Archive pour juin 2008

15
juin
08

la vie a travers d’autres yeux

J’ecris de moins en moins ces jours-ci, ce n’est pas forcement l’envie qui manque, mais je me rends compte que je n’arrive a ecrire que lorsque je suis troublee, torturee. Tout ceci a commence avec mon francais et j’ai l’impression que cela finira peut-etre aussi bien avec lui.

Il s’est fait larguer la semaine derniere, il n’a pas voulu l’epouser, elle l’a jete. Voila, il est celibataire, chose qui, il y a 6 mois, m’aurait fait hurler de plaisir. Maintenant? Je m’en fiche.

Je suis allee passer la nuit chez lui mercredi dernier, apres avoir fete l’anniversaire d’une bonne copine entre amis, histoire de voir ce qu’un francais celibataire donnait. Des 21.30 il prend contact: “t’es ou, tu viens toujours a la maison? je suis creve, je vais me coucher, depeche-toi”. Il devient lourd, il n’etait que 21.30, j’etais bien ou j’etais. Finalement, vers 23.00, j’arrive chez lui, il est deja au lit, a moitie endormi, je m’allonge a cote de lui, il se plaint, j’ai trop picole (et oui, un anniversaire ca se fete). Il m’emmerde. Je n’ai meme pas voulu l’embrasser, je me suis endormie et je me suis sauvee a 6.30. Je ne compte pas le revoir. Pour de bon cette fois-ci.

Lui, le copain qui ne voyait pas de futur pour nous, mais qui partage son lit avec moi de temps a autre, sans que personne ne le sache, commence a changer de refrain. Je me reveille le matin et il est blotti contre moi, le bras drape autour de ma taille, si je me remue dans la nuit, il se reveille tout de suite et me caresse la nuque jusqu’a ce que je me calme, deposant des baisers on ne peut plus tendres sur mes epaules. Je ne sais pas quoi en penser.

Le neo-zelandais est toujours en mer, je ne le vois jamais, mon ex, pareil, cela va faire 5 mois que je ne l’ai pas vu. Tous les deux s’appretent a traverser l’Atlantique en voilier, chacun de leur cote. Mon glaciologue est de nouveau en Autriche, ma romance des dernieres semaines passees en Inde ne fait pas le premier pas, tout ca me saoule, j’ai envie de tirer un trait, de recommencer a zero, de faire le tri dans ma vie.

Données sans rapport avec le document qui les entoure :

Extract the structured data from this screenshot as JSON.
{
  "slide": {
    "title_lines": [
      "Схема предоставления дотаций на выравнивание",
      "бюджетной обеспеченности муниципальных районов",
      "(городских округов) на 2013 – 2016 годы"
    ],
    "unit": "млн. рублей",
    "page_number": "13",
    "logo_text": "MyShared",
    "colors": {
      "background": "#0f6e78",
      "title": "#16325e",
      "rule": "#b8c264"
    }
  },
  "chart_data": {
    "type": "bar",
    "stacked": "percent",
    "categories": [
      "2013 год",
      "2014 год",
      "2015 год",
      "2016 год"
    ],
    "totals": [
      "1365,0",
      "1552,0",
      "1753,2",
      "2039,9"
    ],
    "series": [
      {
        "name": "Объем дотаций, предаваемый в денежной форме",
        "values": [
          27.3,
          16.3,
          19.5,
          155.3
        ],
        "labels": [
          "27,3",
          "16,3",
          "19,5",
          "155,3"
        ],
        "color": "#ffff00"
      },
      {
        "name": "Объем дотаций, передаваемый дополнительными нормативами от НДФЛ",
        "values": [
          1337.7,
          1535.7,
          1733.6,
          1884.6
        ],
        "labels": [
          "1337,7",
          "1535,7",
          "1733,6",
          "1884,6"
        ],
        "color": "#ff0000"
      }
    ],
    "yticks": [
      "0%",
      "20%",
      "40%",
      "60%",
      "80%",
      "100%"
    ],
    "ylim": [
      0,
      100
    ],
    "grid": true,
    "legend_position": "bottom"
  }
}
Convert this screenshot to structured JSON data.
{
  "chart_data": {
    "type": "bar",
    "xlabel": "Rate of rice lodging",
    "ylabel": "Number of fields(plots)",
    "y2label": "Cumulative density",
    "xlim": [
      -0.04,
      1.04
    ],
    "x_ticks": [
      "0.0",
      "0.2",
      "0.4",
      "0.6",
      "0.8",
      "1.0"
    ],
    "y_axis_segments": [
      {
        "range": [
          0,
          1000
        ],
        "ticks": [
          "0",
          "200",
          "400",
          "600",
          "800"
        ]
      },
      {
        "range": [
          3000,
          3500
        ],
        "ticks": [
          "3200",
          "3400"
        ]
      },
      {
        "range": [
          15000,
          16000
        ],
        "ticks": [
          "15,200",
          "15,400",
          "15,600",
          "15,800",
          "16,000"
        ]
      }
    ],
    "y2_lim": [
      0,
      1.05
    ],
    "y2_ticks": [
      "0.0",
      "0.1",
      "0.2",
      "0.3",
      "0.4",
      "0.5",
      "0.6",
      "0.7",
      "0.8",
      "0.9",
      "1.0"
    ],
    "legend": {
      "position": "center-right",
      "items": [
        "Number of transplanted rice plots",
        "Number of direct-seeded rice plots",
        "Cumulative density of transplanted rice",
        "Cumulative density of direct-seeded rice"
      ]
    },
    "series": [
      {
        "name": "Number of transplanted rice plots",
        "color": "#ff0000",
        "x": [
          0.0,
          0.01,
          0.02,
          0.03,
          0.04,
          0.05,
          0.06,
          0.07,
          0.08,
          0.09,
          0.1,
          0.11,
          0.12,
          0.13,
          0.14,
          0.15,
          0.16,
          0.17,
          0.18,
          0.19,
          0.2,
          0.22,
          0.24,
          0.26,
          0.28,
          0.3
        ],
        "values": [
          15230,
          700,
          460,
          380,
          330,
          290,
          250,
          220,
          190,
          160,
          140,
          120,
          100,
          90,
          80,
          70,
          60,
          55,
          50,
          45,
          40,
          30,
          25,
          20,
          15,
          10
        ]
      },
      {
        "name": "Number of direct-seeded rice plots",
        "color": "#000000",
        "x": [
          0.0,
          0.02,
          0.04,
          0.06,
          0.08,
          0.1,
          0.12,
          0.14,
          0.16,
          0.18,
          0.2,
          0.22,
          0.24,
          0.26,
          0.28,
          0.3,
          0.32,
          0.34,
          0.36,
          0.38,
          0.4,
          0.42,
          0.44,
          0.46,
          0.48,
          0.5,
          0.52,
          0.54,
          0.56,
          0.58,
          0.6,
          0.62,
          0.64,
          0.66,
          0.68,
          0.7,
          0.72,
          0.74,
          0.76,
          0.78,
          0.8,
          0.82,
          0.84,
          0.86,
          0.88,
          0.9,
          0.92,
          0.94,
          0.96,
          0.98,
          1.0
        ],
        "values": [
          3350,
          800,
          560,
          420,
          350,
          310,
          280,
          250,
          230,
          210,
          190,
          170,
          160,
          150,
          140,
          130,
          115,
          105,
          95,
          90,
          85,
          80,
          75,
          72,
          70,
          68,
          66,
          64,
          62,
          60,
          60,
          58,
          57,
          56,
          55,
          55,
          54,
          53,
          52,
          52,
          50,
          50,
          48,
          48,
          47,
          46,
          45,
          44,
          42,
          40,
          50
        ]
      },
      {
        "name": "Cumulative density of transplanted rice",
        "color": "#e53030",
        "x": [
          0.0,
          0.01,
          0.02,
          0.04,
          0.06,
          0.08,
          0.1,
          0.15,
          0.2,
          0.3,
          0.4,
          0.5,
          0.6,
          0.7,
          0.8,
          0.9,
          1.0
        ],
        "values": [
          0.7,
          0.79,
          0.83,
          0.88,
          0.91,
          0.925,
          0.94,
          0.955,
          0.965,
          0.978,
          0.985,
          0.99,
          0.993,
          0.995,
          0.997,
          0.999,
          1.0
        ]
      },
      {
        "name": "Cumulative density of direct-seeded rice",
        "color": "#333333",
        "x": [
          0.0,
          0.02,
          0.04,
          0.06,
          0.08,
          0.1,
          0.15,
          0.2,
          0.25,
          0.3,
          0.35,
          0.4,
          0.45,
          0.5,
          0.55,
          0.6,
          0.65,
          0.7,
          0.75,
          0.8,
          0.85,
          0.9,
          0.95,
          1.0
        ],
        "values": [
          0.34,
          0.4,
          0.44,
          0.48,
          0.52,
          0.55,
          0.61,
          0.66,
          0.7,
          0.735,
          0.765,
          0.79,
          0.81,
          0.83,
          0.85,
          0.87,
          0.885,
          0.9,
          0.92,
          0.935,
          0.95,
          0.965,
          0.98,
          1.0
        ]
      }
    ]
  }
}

J’ai l’impression que c’est la fin d’une epoque. Je suis bien dans ma peau, bien dans mon boulot, bien dans ma vie. Toutes ces histoires sans espoir, sans futur, sans lendemain… je n’en ai pas besion. Alors ce blog, qu’en faire? Je crois qu’il a fait son affaire, rempli un but, je ne sais pas si j’y reviendrai.

12
juin
08

encore des envies

Naomi par David Lachapelle

Je veux:

Qu’il me demande de venir le voir.

Sauter dans un avion pour Zurich.

Passer le weekend a ne pas avoir a se cacher.

Me perdre au fond de ses yeux bleus.

Sentir ses doigts effleurant mon bas ventre.

Lui faire comprendre ce dont j’ai envie sans l’effrayer.

Encore un qui n’aime pas s’engager et qui craint la fille collante, obsedee apres deux semaines. Je ne demande pourtant pas le mariage, ni meme une relation. Je suis au courant du fait qu’il habite loin, et que nous voyageons enormement tous les deux. Mais j’ai envie d’etre dans ses bras, la, maintenant.

Je ne sais pas quoi faire.

09
juin
08

le blues

Je ne trouve pas les mots pour decrire ce que me fait ressentir ce retour a la realite apres 2 semaines inoubliables. En fait, j’ai un peu la nausee, tellement je me sens vide. Vide sans la bande de 40 copains, les fetes autour de la piscine sous le ciel etoile a Goa, les ceremonies de mariage hindous, les courses de pousse-pousse dans les rues de Bengaluru a 2 heures du matin, les retrouvailles et les baisers voles dans des ruelles jonchees de dechets et de chats errants lors de nos balades nocturnes, a devoir jouer a cache cache avec les gardes de securite parsemes en ville (les demonstrations d’affection en publique sont desappprovees). Nous sommes de nouveau tous eparpilles un peu partout, Barcelone, Francfort, Zurich, Londres, Hambourg, je veux les voir la, maintenant, ce soir, cette semaine.  Je veux le revoir lui aussi, sans devoir se cacher, toujours la meme histoire avec moi, je vais m’effacer de peur de l’effrayer, je ne veux pas m’imposer.

En attendant, je regarde sans cesse mes photos et je telephone a ma soeur toutes les heures depuis s’etre quittees a Heathrow cet apres-midi. Je vais mal ce soir.